The program featured a keynote speech by Dr. Wu Jieh-min, Research Fellow at the Sociology Institute at Academia Sinica, and 31 participants from Taiwan, Hong Kong, mainland China, Europe, Oceania, and the United States gave presentations on their research. 
Dr. Wu launched the symposium with a presentation on Taishang, China, and Global Value Chains, drawn from his 2019 book, Rent-Seeking Developmental State in China (National Taiwan University Press). This retells the story of China’s economic success from the perspective of Taishang (Taiwanese businesspeople) and explains the connections between China and global capitalism. 

Panel 1, moderated by Yong Chen, Professor of History at UC Irvine, presented papers that further elucidated patterns of Taishang and other overseas Chinese entrepreneurs in relation to China’s global economic development. These included “Taishang-Style Enterprises: The Taiwan Factor in the Emergence of Chinese Private Enterprises in the Pearl River Delta, China,” by Prof. Cheng Chih-peng, National Tsing Hua University, Taiwan. 

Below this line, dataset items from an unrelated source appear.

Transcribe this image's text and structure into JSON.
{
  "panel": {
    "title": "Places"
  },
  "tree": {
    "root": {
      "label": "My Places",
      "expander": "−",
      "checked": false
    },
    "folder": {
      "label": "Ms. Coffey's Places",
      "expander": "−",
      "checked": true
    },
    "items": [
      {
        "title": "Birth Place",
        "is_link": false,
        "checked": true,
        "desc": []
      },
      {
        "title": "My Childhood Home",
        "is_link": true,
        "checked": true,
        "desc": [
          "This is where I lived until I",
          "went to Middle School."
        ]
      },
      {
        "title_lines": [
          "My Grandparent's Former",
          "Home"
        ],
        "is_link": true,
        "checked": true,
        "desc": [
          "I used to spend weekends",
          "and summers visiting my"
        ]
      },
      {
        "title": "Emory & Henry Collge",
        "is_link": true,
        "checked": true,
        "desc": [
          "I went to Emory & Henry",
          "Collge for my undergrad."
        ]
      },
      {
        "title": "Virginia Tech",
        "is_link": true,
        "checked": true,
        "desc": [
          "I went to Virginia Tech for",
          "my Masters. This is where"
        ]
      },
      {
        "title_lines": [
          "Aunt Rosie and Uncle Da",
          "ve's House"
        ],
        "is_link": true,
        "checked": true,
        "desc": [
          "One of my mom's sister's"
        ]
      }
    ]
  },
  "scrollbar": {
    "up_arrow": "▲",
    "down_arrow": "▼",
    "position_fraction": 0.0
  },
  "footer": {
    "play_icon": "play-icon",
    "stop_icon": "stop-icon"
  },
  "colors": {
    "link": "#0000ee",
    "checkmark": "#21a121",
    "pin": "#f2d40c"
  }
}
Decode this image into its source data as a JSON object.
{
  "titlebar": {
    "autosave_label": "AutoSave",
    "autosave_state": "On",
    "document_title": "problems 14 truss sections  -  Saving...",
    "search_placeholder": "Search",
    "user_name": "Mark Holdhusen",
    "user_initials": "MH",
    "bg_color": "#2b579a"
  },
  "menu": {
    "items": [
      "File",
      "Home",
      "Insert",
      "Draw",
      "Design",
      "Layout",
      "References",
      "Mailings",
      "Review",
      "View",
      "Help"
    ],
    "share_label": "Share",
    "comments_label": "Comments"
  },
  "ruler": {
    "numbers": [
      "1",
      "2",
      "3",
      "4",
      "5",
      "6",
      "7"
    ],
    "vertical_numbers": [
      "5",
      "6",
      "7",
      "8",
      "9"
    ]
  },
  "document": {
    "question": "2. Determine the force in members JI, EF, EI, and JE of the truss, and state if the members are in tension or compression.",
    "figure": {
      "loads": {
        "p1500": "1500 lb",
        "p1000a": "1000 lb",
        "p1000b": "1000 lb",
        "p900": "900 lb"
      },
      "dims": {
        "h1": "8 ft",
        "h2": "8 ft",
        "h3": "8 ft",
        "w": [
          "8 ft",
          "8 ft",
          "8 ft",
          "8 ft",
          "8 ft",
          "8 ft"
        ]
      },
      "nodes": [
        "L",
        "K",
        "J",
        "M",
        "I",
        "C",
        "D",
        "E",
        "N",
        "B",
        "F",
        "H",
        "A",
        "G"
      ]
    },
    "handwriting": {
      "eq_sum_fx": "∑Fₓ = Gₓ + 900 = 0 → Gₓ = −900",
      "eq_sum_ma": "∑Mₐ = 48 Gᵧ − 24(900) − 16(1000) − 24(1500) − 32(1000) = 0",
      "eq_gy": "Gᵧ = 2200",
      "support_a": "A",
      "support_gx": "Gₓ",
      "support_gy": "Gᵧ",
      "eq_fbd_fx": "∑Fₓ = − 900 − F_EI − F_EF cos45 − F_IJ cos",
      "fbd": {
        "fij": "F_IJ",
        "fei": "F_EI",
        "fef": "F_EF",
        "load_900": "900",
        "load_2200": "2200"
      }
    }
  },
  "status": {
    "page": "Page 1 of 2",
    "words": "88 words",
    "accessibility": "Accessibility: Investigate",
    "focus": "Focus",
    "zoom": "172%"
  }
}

Panel 2, moderated by Sherry Wu, Assistant Professor of Management and Organizations & Behavioral Decision Making at UCLA, focused on the practices and ideologies of entrepreneurs themselves. The papers included “‘I Sell Therefore I Exist’: Markets' Contestation, Digital Labor, and Emotional Petit Capitalism of Chinese Migrant Women in Taiwan” by Dr. Beatrice Zani, Sciences Po Lyon, France, and “Cultural Rationales for Becoming an Entrepreneur: An Ethnographical Approach to the Entrepreneurial Motivations of Chinese Newcomers in Tokyo”
by Bin Li from Free University Berlin in Germany. 

Panel 3, moderated by Jay Chok, Associate Professor of Management at Keck Graduate Institute, Claremont Colleges, presented case studies of Taishang and other Chinese overseas entrepreneurs around the world. These included Privileged Migration and Middle Minority: Comparing Taishang in Dongguan and Jakarta, a paper by Prof. Ping Lin, National Chung Cheng University, Taiwan. 

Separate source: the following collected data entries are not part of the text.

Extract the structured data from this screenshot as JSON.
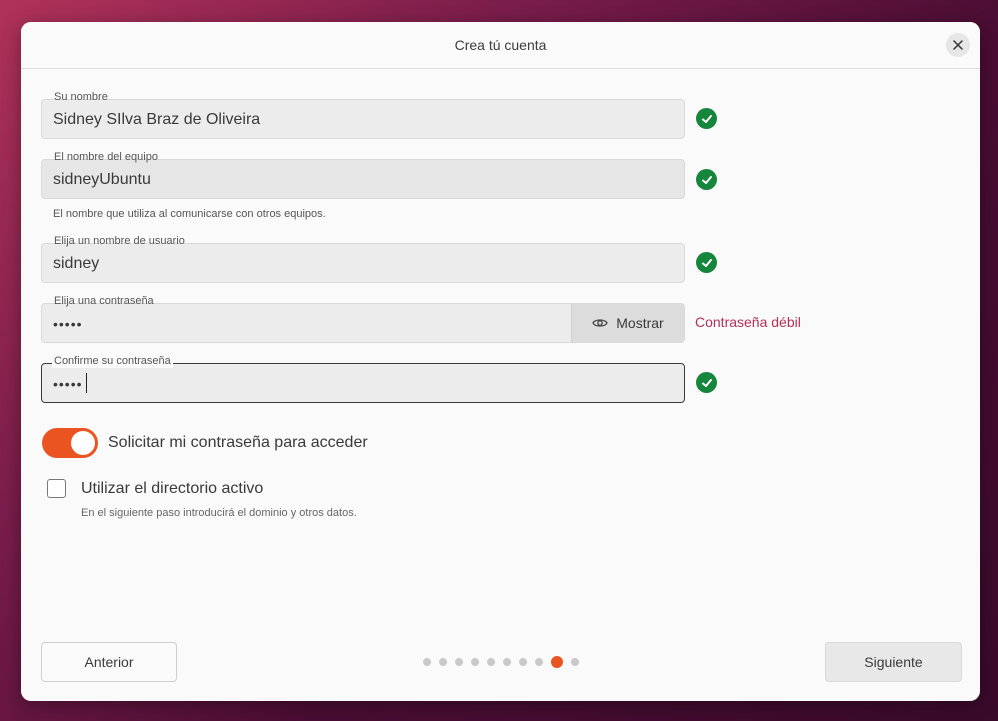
{
  "window": {
    "title": "Crea tú cuenta",
    "close_icon": "close-icon"
  },
  "form": {
    "name": {
      "label": "Su nombre",
      "value": "Sidney SIlva Braz de Oliveira",
      "valid": true
    },
    "computer_name": {
      "label": "El nombre del equipo",
      "value": "sidneyUbuntu",
      "hint": "El nombre que utiliza al comunicarse con otros equipos.",
      "valid": true
    },
    "username": {
      "label": "Elija un nombre de usuario",
      "value": "sidney",
      "valid": true
    },
    "password": {
      "label": "Elija una contraseña",
      "value": "•••••",
      "show_label": "Mostrar",
      "show_icon": "eye-icon",
      "strength": "Contraseña débil"
    },
    "confirm_password": {
      "label": "Confirme su contraseña",
      "value": "•••••",
      "valid": true
    }
  },
  "options": {
    "require_password": {
      "label": "Solicitar mi contraseña para acceder",
      "enabled": true
    },
    "active_directory": {
      "label": "Utilizar el directorio activo",
      "hint": "En el siguiente paso introducirá el dominio y otros datos.",
      "checked": false
    }
  },
  "nav": {
    "previous_label": "Anterior",
    "next_label": "Siguiente",
    "steps_total": 10,
    "current_step": 9
  },
  "colors": {
    "accent": "#e95420",
    "success": "#16863c",
    "warning_text": "#b0315a"
  }
}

Panel 4, moderated by Tak-Jun Wong, Joseph A. DeBell Professor of Business Administration and Accounting, University of Southern California Marshall School of Business, focused on women and family in the context of global Chinese entrepreneurship. The papers included “Entrepreneurial Masculinity and Disjunctive Intimacy: Taiwanese Businessmen and Their Families across the Taiwan Strait” - presented by Prof. Shen Hsiu-Hua from National Tsing Hua University, and “Transgenerational Intent of Taiwanese Business Families: Immigrant Context as Exposure to Country Differences in Family Logic” - by Stone Han and Chung Hsi-Mei from I-Shou University in Taiwan, and Artemis Chang from Queensland University of Technology in Australia.

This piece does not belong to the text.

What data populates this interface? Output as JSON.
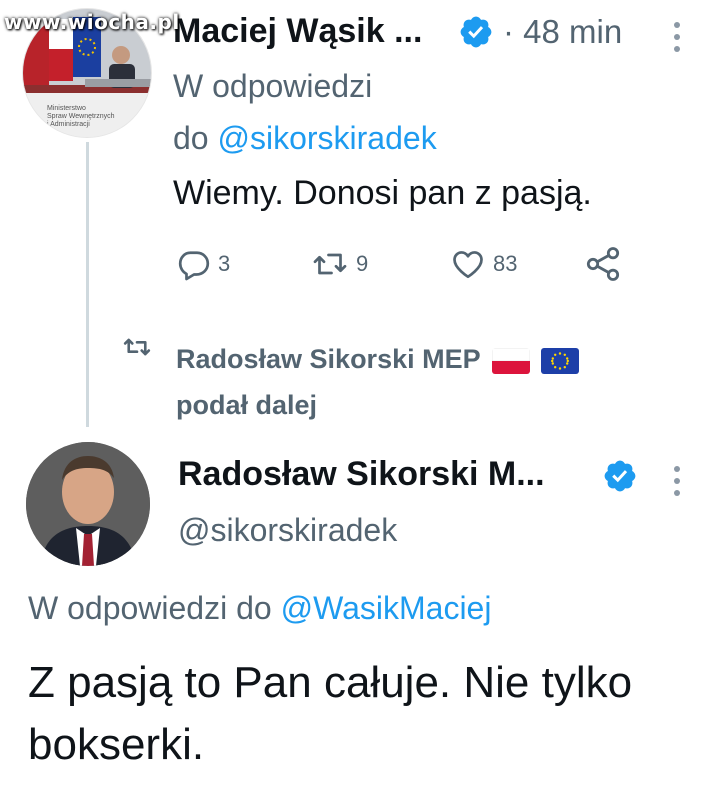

The full conference program and a recording of Dr. Wu’s keynote presentation can be viewed at Two special journal issues drawn from the conference presentations will be published. A special issue of the Journal of Chinese Overseas on “Immigrant Entrepreneurship in the Contemporary Era of Globalization: Gender, Family, and Divergent Patterns” edited by Prof. Min Zhou is scheduled for December, 2021. And a special issue of the Journal of Small Business and Entrepreneurship on “Chinese Entrepreneurship in a Globalized World: Culture, Place, and Mobilities” co-edited by Prof. Zhou and Prof. Howard Lin from Ryerson University is scheduled for February, 2022.

The UCLA Asia Pacific Center is currently home to the UCLA Taiwan Studies Program and it manages several Taiwan studies partnerships that facilitate exchanges between students and scholars at UCLA and in Taiwan.